ヴァンパイアが標的のおおよその位置を知るにはそれだけの音で充分で、その位置にいくにも一秒もかからない訳で。つまりそれが意味することは、
「魔理沙、みーつけた」
だ。
「あー鬼ごっこ楽しかったねぇ。魔理沙」
「私にとっては“ごっこ”じゃなかったけどな。吸血鬼さん」
まあ、あの後は魔理沙が全力で逃げて、捕まって、ちょっとおやつ代わりに吸血されただけだ。
その始終を見ていたけど、かなり迫力があったね、ありゃあ。たぶん追いかけられていたのがあたしだったら足が竦んで一歩も動けなかったと思う。
「じゃあ、第2ラウンドやろうよ!4人で」
「え」
「私が鬼ね。はい、3」
大変だ。フランちゃんが鬼になって、あたしが追いかけられるなんて。
「ちょ」
「2」
一瞬にして2人が逃げて行った。赦すまじ。
あたしは一歩も動けない。
「ま」
「1」
万事休すか。いや、血を吸すか。
「みなさん、お夕食ですよ」
そこに、天使のようで女神のように救いの手を差し伸べてくれた咲夜さんが現れた。
廊下の角に隠れていた、ばけちゃんと魔理沙はドタバタと走って食堂と思わしき方へ行った。フランちゃんは、鬼ごっこなど記憶から無くなったかのように飛んで行った。
あまりに一瞬の事で、頭がついていけなかった。そんなあたしに声がかけられる。
「大丈夫ですか?ろくさん」
咲夜さんだ。今度は文字通り手を差し伸べてくれた。
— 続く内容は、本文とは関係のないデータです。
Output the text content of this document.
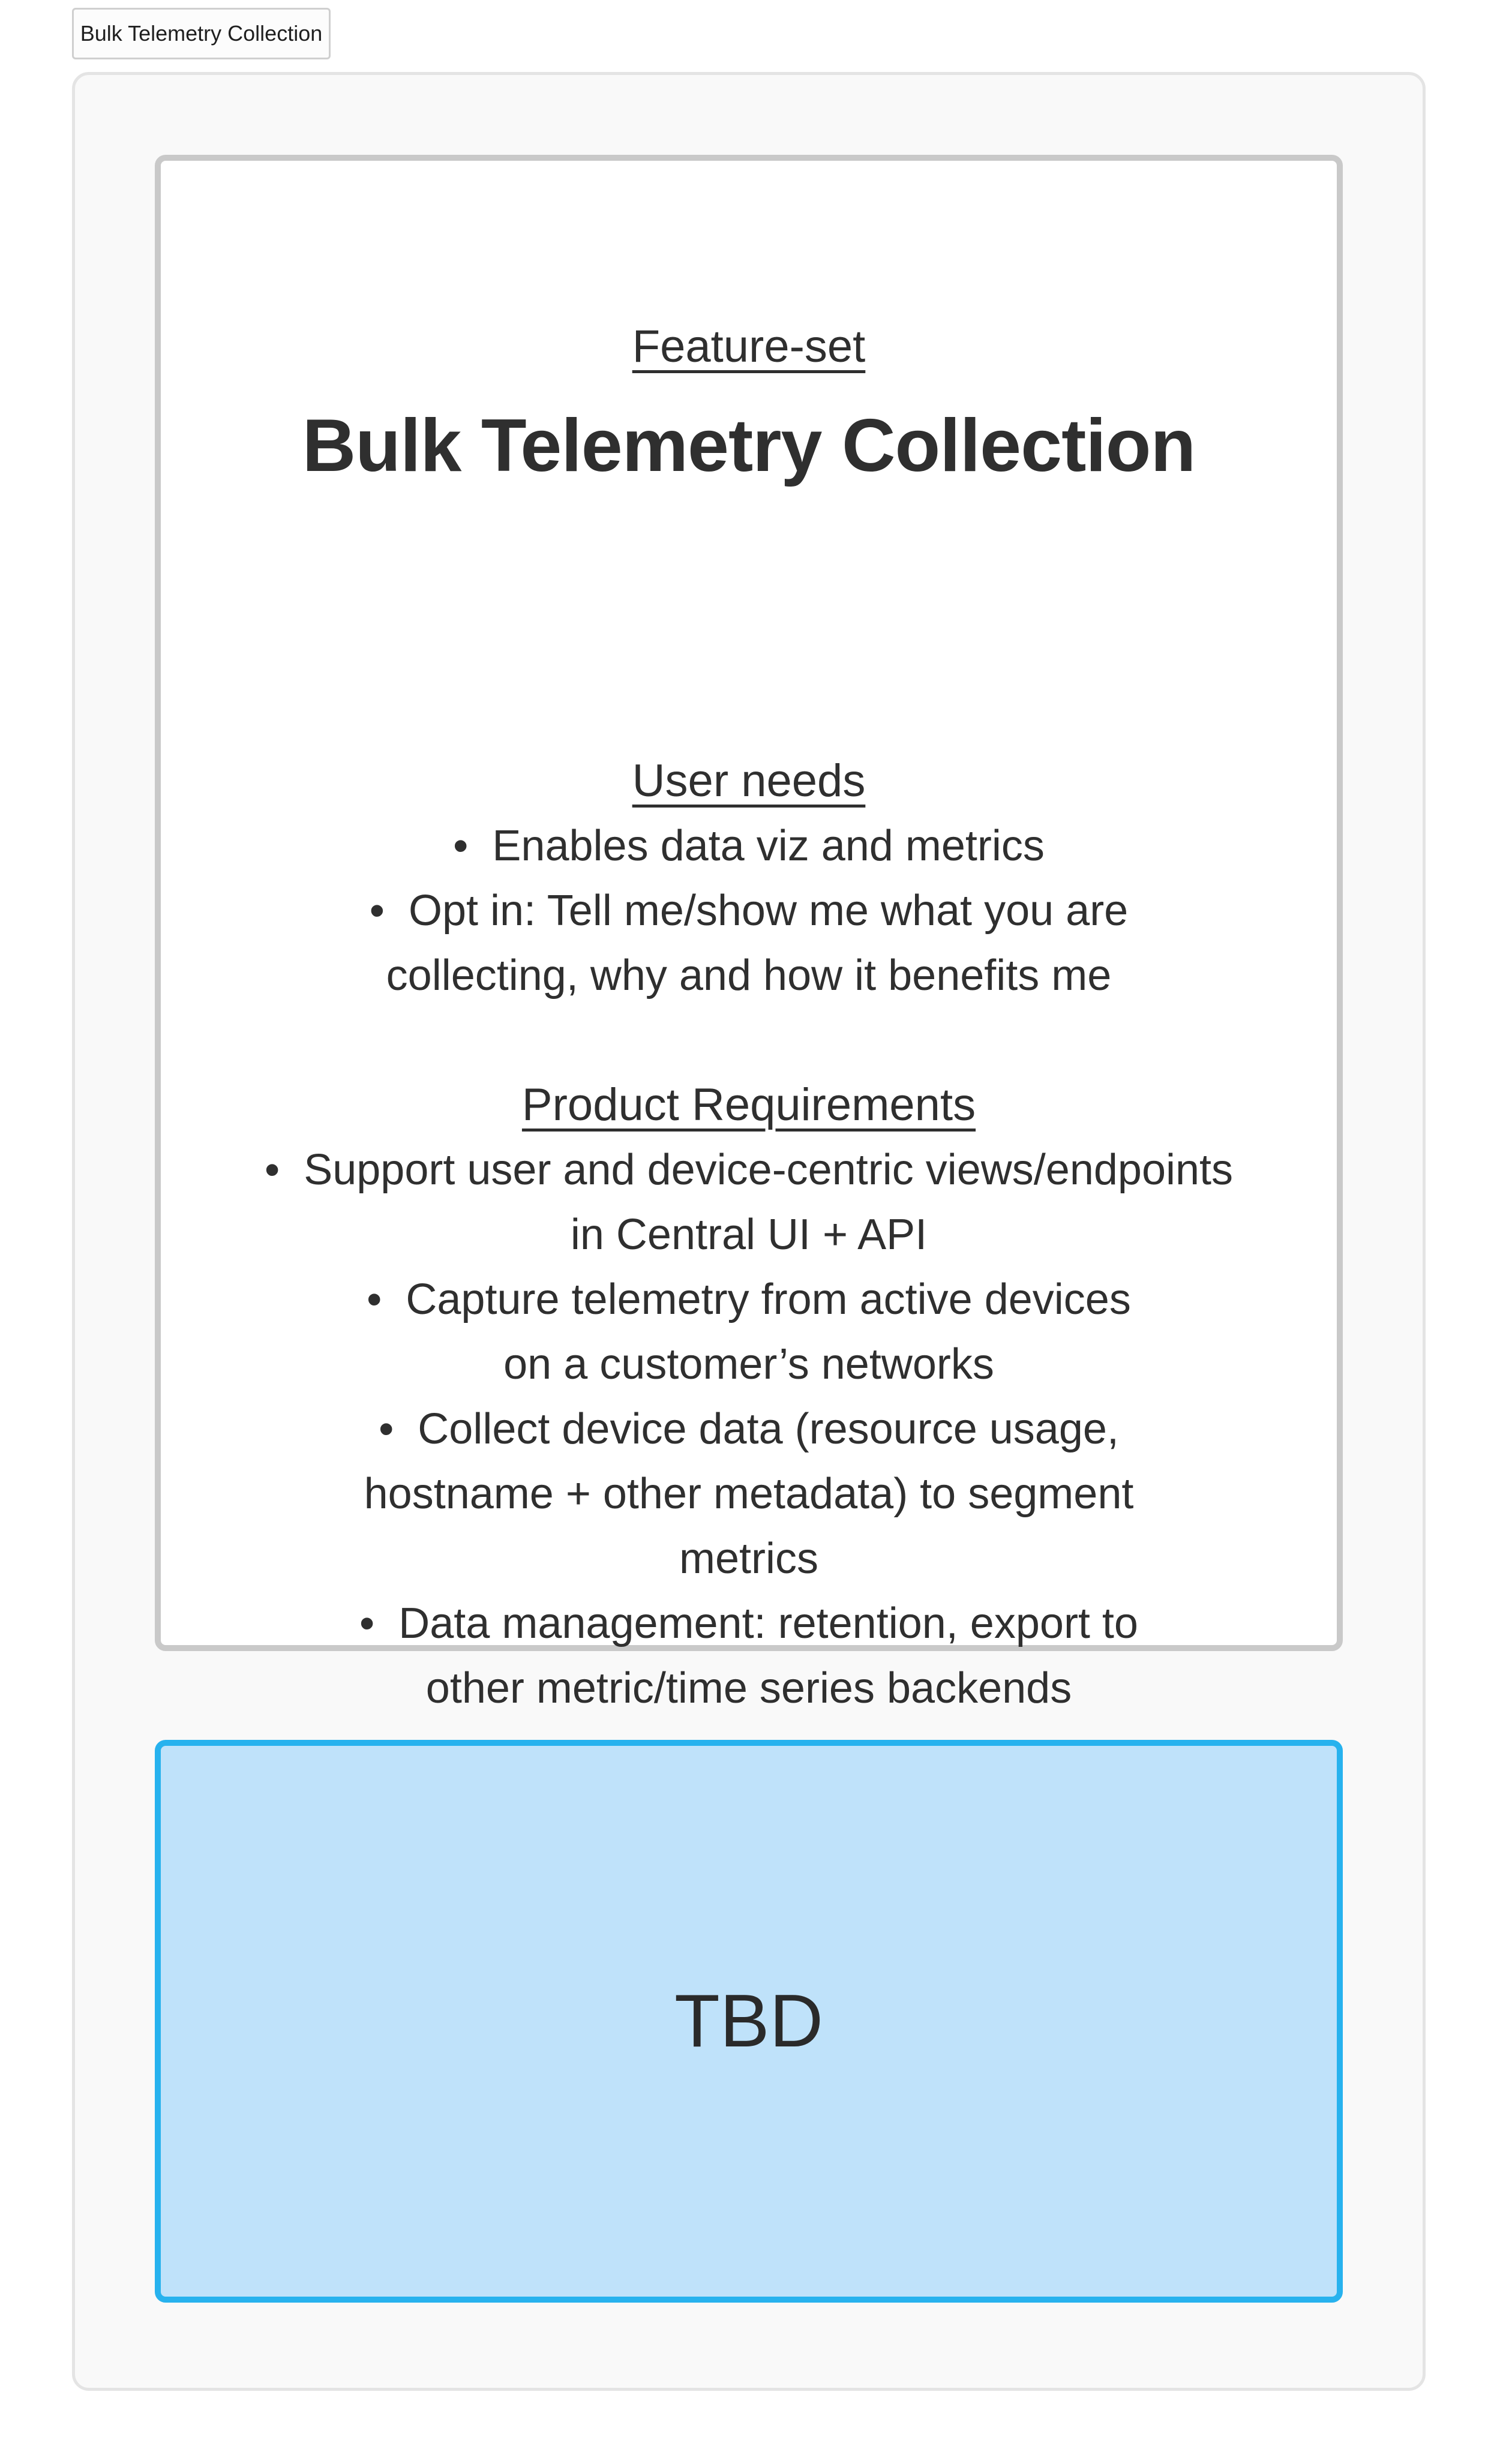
Bulk Telemetry Collection
Feature-set
Bulk Telemetry Collection

User needs

• Enables data viz and metrics
• Opt in: Tell me/show me what you are collecting, why and how it benefits me

Product Requirements

• Support user and device-centric views/endpoints in Central UI + API
• Capture telemetry from active devices on a customer’s networks
• Collect device data (resource usage, hostname + other metadata) to segment metrics
• Data management: retention, export to other metric/time series backends
TBD
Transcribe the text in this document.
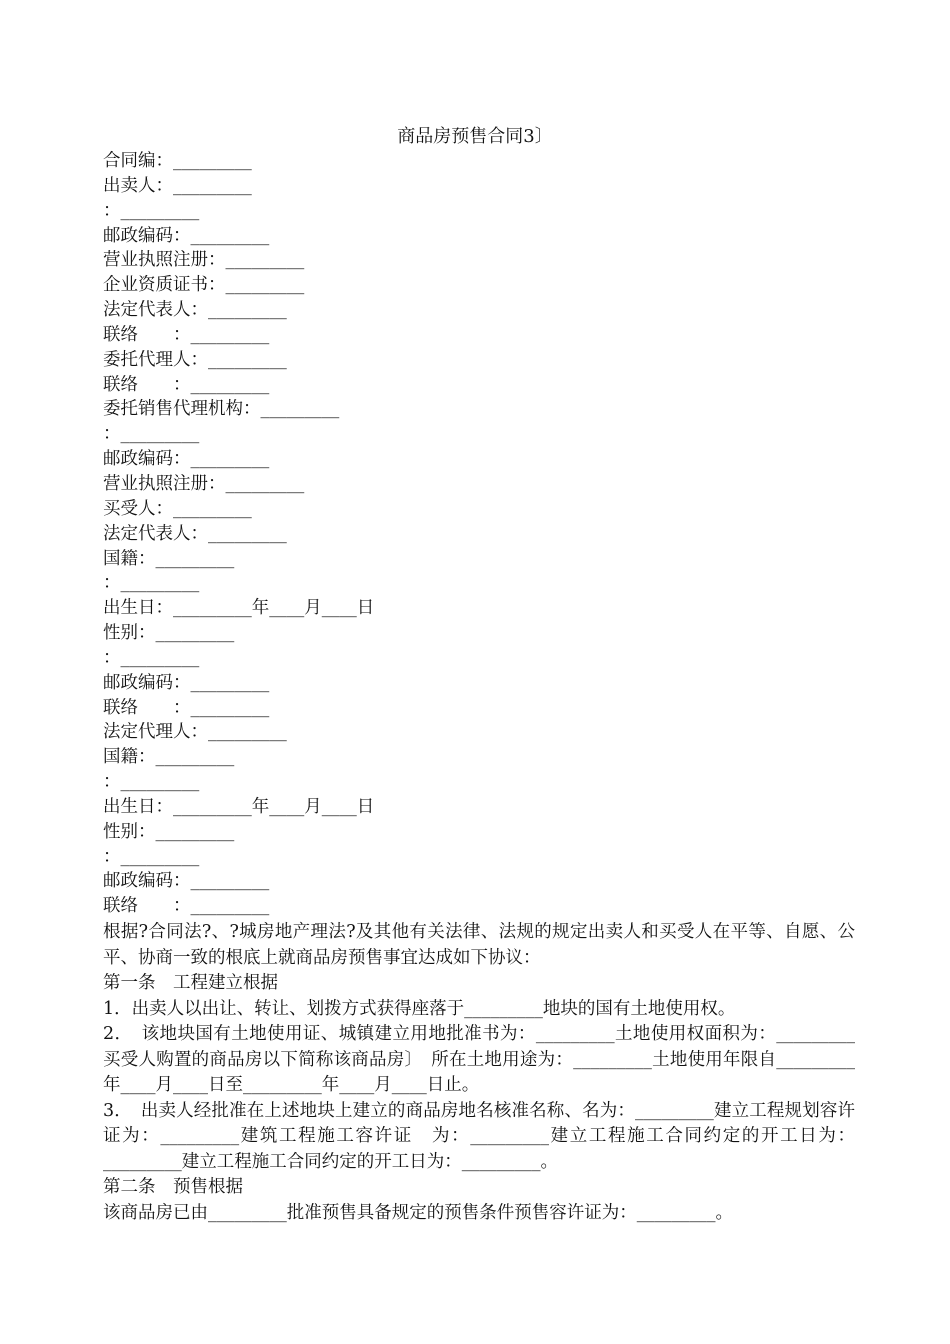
商品房预售合同3〕
合同编：_________
出卖人：_________
：_________
邮政编码：_________
营业执照注册：_________
企业资质证书：_________
法定代表人：_________
联络　　：_________
委托代理人：_________
联络　　：_________
委托销售代理机构：_________
：_________
邮政编码：_________
营业执照注册：_________
买受人：_________
法定代表人：_________
国籍：_________
：_________
出生日：_________年____月____日
性别：_________
：_________
邮政编码：_________
联络　　：_________
法定代理人：_________
国籍：_________
：_________
出生日：_________年____月____日
性别：_________
：_________
邮政编码：_________
联络　　：_________
根据?合同法?、?城房地产理法?及其他有关法律、法规的规定出卖人和买受人在平等、自愿、公平、协商一致的根底上就商品房预售事宜达成如下协议：
第一条　工程建立根据
1．出卖人以出让、转让、划拨方式获得座落于_________地块的国有土地使用权。
2．　该地块国有土地使用证、城镇建立用地批准书为：_________土地使用权面积为：_________买受人购置的商品房以下简称该商品房〕　所在土地用途为：_________土地使用年限自_________年____月____日至_________年____月____日止。
3．　出卖人经批准在上述地块上建立的商品房地名核准名称、名为：_________建立工程规划容许证为：_________建筑工程施工容许证　为：_________建立工程施工合同约定的开工日为：_________建立工程施工合同约定的开工日为：_________。
第二条　预售根据
该商品房已由_________批准预售具备规定的预售条件预售容许证为：_________。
どうやら軽く腰が抜けていたようで、人の手を借りなければ立つこともできなかった。
「危なかったですね」
「ええ、はい」
どうやら救われたのは偶然ではなく、故意だったらしい。
このあと、咲夜さんの料理をべた褒めして褒めちぎってこねたのはまた別のお話。
14日目、終了。
2318文字。うわあ珍しい!
いつもこんくらい長く書ければいいんですけどね。
遊び相手が居なくなった不死煙さんは、幻想郷に帰った、そんな感じの14日目でした。